Figure 1: Taken from Ref. Nature, 409 1020 (2001)

With the rapid development of computer power and resources it is now possible to simulate crystal nucleation for more complex molecular systems such as water, calcium carbonate, sodium chloride, and polymers.  

Molecular simulations of crystal nucleation in biomolecular systems is much more challenging. The main reasons for this is that peptides and proteins are composed of many atoms that interact with complex potentials so that it becomes impossible to perform molecular simulations on a timescale necessary to follow the early stages of crystallisation with atomistic resolution. This limitation can be overcome by using a simplified model for peptides. In recent work we have been able to perform Molecular Dynamics simulation of a system of hundreds of peptides on a millisecond timescale to study the effect of nanoparticles on the peptide aggregation (Figure 2A). Our simulations reveal a generic condensation-ordering transition in which the peptides first condense on the nanoparticle surface (Figure 2B) before they reorder into highly ordered crystal-like protofilaments (Figure 2C).

Figure 2: Taken from Ref. PLoS Comput Biol, PLoS Comput Biol, 4 e1000458 (2009)

Alternatively, we approach the problem of nucleation of amyloid fibrils by treating the process in the framework of the general theories of nucleation of new phases. We have recently shown that the aggregation of proteins into amyloid fibrils is a peculiar type of nucleation that cannot entirely be described in the framework of classical nucleation theory.
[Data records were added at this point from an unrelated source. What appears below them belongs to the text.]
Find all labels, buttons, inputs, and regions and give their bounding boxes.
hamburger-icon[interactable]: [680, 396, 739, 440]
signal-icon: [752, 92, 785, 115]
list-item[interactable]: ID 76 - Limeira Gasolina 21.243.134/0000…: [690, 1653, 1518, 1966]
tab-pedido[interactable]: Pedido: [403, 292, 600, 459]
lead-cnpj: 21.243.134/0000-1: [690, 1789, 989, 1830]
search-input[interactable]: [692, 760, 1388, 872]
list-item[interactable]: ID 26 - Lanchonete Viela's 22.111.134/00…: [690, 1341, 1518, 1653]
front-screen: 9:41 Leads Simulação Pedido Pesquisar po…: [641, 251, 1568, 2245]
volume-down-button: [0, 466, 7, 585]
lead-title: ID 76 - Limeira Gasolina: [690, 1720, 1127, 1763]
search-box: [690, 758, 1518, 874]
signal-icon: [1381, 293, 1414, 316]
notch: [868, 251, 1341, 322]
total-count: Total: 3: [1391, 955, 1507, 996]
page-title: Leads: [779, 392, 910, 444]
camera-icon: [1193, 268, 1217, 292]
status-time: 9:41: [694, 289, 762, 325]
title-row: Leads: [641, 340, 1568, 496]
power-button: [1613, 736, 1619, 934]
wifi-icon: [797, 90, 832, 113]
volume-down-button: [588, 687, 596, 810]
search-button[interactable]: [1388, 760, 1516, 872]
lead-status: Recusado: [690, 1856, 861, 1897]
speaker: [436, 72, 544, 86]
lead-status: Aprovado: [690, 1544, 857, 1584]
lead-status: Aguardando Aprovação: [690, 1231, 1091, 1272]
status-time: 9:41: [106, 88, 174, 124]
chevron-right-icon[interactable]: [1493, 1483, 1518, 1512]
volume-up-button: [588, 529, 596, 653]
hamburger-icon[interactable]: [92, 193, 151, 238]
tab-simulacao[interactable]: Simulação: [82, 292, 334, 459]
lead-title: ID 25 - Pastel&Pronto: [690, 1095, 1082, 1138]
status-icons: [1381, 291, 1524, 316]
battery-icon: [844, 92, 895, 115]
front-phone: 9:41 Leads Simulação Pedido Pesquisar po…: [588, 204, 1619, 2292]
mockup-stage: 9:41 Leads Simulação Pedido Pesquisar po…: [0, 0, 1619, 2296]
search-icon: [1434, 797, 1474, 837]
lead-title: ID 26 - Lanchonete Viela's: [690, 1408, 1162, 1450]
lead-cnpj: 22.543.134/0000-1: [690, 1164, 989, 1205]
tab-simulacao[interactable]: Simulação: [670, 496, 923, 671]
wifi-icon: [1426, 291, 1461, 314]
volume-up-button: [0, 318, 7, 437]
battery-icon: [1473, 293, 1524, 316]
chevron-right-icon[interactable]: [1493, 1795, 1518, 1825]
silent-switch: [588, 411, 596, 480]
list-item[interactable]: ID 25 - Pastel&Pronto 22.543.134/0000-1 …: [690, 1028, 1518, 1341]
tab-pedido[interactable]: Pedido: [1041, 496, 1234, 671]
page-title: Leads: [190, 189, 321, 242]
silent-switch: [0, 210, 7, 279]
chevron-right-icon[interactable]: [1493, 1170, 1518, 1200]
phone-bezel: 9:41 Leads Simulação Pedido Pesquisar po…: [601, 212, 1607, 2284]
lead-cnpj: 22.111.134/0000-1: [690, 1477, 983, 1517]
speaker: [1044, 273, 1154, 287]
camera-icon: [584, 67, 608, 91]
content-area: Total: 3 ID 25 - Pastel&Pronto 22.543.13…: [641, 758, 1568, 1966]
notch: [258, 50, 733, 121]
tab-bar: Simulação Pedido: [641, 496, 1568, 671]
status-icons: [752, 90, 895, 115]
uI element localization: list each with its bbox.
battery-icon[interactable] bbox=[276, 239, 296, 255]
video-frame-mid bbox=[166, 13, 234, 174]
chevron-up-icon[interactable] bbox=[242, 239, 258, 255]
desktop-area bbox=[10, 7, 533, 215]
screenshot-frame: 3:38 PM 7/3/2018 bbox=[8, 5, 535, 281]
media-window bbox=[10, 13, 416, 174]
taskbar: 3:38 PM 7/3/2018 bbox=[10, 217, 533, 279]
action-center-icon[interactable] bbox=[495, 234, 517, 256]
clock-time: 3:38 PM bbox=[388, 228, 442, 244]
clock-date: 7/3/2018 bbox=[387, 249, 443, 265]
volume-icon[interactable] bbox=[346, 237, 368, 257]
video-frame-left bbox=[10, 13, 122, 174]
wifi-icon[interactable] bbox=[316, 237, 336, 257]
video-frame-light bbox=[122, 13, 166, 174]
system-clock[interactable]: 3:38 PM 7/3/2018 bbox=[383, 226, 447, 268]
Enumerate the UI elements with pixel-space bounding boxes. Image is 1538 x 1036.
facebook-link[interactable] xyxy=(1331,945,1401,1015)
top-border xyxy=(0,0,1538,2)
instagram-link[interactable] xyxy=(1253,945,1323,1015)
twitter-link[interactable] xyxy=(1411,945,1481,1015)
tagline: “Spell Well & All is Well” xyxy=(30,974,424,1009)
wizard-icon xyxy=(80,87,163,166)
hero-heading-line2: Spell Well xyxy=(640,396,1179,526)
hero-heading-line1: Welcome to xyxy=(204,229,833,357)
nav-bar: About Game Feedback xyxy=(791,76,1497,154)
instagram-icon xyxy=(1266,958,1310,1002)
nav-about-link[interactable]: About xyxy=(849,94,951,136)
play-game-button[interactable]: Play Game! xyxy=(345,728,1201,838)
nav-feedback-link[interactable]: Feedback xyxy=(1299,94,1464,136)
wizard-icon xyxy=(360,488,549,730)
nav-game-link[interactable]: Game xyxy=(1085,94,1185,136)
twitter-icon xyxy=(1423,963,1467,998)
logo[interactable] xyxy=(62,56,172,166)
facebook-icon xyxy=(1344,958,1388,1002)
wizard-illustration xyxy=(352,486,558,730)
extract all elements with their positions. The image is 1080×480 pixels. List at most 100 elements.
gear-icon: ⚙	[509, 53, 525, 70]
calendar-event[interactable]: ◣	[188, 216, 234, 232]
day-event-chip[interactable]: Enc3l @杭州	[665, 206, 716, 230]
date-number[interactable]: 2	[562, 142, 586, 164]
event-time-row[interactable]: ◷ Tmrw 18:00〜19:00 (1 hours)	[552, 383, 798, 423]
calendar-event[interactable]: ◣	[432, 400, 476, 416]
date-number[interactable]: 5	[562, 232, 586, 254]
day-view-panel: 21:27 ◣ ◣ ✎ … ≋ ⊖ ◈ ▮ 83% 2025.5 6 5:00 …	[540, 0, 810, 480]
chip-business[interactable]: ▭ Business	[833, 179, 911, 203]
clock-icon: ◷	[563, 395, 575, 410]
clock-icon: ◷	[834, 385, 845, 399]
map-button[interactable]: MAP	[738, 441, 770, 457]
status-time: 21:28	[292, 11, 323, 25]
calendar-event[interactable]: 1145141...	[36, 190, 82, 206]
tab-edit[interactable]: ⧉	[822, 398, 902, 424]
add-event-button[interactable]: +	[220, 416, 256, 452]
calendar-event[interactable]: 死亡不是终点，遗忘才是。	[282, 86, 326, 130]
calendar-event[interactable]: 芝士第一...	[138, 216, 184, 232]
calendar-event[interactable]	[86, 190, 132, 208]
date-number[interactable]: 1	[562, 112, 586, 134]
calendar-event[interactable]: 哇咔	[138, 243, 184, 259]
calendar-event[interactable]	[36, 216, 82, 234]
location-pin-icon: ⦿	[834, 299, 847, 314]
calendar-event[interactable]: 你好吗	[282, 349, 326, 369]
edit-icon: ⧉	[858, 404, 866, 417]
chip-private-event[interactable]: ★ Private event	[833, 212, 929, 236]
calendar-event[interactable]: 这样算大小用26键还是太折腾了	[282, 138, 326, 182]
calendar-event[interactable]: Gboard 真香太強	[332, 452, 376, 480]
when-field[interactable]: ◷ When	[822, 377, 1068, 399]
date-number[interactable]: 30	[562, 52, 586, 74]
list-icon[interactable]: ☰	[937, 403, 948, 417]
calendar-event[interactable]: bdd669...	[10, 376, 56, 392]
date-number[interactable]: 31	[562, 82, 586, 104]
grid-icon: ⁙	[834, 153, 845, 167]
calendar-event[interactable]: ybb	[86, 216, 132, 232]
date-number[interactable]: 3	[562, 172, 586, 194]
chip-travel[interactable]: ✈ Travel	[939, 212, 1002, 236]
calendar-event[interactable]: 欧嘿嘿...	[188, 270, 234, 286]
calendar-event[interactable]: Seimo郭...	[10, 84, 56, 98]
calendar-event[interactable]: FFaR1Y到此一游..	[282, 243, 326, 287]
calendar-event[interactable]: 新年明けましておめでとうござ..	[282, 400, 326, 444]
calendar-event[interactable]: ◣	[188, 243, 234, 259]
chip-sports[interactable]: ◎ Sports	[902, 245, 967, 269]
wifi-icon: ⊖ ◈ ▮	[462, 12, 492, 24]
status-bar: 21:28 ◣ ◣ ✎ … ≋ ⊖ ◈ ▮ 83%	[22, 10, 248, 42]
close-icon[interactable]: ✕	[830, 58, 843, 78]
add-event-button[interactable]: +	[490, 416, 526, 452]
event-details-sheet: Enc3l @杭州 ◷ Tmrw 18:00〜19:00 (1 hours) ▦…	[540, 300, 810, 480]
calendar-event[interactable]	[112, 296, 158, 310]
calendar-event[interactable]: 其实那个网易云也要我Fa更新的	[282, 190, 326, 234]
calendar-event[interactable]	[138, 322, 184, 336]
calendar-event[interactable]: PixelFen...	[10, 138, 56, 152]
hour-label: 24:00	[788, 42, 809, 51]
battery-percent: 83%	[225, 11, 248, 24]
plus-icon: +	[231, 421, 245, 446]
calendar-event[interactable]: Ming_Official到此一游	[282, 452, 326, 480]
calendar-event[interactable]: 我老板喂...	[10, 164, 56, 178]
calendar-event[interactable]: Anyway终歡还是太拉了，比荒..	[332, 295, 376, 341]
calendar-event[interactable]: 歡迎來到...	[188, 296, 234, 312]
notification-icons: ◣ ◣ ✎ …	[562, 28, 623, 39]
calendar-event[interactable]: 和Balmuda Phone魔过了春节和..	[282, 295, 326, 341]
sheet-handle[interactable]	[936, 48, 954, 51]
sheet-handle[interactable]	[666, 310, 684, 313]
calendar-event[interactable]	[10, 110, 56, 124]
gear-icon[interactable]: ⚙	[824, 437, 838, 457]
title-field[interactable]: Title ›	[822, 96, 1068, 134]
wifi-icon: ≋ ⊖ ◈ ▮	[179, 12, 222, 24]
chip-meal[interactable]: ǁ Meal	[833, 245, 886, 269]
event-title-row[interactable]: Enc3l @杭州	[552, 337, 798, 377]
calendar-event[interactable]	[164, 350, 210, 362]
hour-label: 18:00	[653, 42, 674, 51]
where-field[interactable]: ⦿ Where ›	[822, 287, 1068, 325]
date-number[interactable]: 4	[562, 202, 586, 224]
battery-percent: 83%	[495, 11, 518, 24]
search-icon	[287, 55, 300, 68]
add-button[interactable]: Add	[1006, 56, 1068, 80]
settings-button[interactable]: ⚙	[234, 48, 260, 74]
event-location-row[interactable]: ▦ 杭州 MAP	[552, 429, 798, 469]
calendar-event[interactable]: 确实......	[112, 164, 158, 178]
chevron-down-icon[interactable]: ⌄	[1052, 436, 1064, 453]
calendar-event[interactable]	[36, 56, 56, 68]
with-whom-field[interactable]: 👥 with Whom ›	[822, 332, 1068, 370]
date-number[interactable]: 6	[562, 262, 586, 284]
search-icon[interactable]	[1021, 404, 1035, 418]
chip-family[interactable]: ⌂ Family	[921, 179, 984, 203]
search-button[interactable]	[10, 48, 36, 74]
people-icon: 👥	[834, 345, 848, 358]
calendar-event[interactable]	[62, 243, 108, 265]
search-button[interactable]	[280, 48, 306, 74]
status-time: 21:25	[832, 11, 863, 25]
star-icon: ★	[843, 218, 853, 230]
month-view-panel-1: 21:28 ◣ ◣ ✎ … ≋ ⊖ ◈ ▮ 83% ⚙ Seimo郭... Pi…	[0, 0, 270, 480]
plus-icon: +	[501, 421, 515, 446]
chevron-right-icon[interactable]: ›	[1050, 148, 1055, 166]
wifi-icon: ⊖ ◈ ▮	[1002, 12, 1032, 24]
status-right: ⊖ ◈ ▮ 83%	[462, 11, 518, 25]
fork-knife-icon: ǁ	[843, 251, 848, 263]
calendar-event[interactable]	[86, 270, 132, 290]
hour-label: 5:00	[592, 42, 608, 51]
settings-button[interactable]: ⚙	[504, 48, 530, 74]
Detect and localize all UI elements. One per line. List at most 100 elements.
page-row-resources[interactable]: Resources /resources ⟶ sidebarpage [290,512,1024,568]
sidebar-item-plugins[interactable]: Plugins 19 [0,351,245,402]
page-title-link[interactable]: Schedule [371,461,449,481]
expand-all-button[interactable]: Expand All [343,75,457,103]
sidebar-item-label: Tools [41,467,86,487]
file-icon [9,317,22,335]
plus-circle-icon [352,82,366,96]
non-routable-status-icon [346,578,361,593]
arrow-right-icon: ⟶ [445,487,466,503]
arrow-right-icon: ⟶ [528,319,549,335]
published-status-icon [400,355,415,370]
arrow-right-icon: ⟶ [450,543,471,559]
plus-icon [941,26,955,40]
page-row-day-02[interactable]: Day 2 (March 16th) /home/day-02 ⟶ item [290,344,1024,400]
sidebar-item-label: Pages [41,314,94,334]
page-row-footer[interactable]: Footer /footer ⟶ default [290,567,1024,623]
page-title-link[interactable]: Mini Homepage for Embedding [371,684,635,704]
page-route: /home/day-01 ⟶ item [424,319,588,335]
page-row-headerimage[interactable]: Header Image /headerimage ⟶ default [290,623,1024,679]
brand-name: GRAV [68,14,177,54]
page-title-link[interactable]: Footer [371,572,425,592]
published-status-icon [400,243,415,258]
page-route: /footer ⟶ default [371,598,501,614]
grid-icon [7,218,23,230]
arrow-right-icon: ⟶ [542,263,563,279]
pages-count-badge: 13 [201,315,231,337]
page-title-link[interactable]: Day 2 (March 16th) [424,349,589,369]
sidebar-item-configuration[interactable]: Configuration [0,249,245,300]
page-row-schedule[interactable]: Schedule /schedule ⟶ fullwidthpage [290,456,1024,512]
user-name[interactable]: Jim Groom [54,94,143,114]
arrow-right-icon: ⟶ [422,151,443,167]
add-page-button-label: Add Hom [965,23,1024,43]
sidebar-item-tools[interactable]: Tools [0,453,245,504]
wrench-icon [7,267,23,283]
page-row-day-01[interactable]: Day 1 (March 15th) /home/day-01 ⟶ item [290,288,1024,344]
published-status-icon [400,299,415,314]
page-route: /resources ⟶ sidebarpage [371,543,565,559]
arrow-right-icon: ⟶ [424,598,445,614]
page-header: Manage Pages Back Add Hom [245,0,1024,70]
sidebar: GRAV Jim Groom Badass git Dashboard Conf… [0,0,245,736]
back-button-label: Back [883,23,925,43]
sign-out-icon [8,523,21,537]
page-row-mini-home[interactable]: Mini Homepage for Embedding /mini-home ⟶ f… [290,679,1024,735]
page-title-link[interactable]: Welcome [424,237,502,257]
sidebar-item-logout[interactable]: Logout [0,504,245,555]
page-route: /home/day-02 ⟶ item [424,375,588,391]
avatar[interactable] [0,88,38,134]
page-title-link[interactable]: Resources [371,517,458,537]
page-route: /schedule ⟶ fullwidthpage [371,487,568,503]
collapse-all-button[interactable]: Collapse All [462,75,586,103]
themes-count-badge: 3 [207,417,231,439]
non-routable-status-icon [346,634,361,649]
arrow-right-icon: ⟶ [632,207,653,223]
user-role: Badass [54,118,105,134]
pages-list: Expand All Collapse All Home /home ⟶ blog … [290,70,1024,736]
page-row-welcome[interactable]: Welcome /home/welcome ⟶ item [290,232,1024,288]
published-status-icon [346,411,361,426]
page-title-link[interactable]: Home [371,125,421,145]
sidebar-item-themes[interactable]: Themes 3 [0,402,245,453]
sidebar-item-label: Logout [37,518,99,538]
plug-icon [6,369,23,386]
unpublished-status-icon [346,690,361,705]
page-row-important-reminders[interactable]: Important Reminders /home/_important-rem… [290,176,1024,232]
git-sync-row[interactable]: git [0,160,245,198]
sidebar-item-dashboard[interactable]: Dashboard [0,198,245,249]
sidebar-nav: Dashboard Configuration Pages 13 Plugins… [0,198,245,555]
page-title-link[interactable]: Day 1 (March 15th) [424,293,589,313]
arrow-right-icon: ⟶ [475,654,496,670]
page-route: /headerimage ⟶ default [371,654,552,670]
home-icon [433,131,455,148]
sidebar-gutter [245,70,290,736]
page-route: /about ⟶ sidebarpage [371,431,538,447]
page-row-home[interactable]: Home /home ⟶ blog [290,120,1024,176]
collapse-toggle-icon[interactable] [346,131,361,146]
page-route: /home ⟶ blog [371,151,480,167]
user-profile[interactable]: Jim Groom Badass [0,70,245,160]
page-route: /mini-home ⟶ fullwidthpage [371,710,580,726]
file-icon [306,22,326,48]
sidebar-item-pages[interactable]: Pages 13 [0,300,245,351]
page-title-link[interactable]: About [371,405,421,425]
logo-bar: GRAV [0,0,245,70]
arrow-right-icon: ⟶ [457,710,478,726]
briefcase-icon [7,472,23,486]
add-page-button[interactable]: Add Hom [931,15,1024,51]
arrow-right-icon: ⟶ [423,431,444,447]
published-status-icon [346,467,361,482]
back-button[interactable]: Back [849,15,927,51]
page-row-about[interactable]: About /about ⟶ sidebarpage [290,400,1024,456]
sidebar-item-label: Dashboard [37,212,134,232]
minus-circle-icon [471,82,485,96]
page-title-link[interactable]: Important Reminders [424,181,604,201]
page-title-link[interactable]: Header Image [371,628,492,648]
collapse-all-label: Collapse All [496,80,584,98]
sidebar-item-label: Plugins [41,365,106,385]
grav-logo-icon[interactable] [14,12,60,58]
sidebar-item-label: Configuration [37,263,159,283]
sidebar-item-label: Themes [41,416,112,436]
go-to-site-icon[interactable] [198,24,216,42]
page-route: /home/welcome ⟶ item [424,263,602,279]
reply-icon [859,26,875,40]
Therefore we have developed a new theory to describe amyloid fibril nucleation and derived new expressions for the stationary rate of this process. Using them we propose a theoretical dependence of the amyloid-β40 fibril nucleation rate on the concentration of monomeric protein in the solution. This dependence reveals the existence of a threshold concentration (see Figure 3) below which the fibril nucleation in small enough solution volumes is practically arrested, and above which the process occurs vigorously, because then each monomeric protein in the solution acts as fibril nucleus.

Figure 3: Taken from Ref. J. Am. Chem. Soc. 135 1531 (2013)

The presented expressions for the threshold concentration and for the dependence of the fibril nucleation rate on the concentration of monomeric protein can be a valuable guide in designing new therapeutic and/or technological strategies for prevention or stimulation of amyloid fibril formation.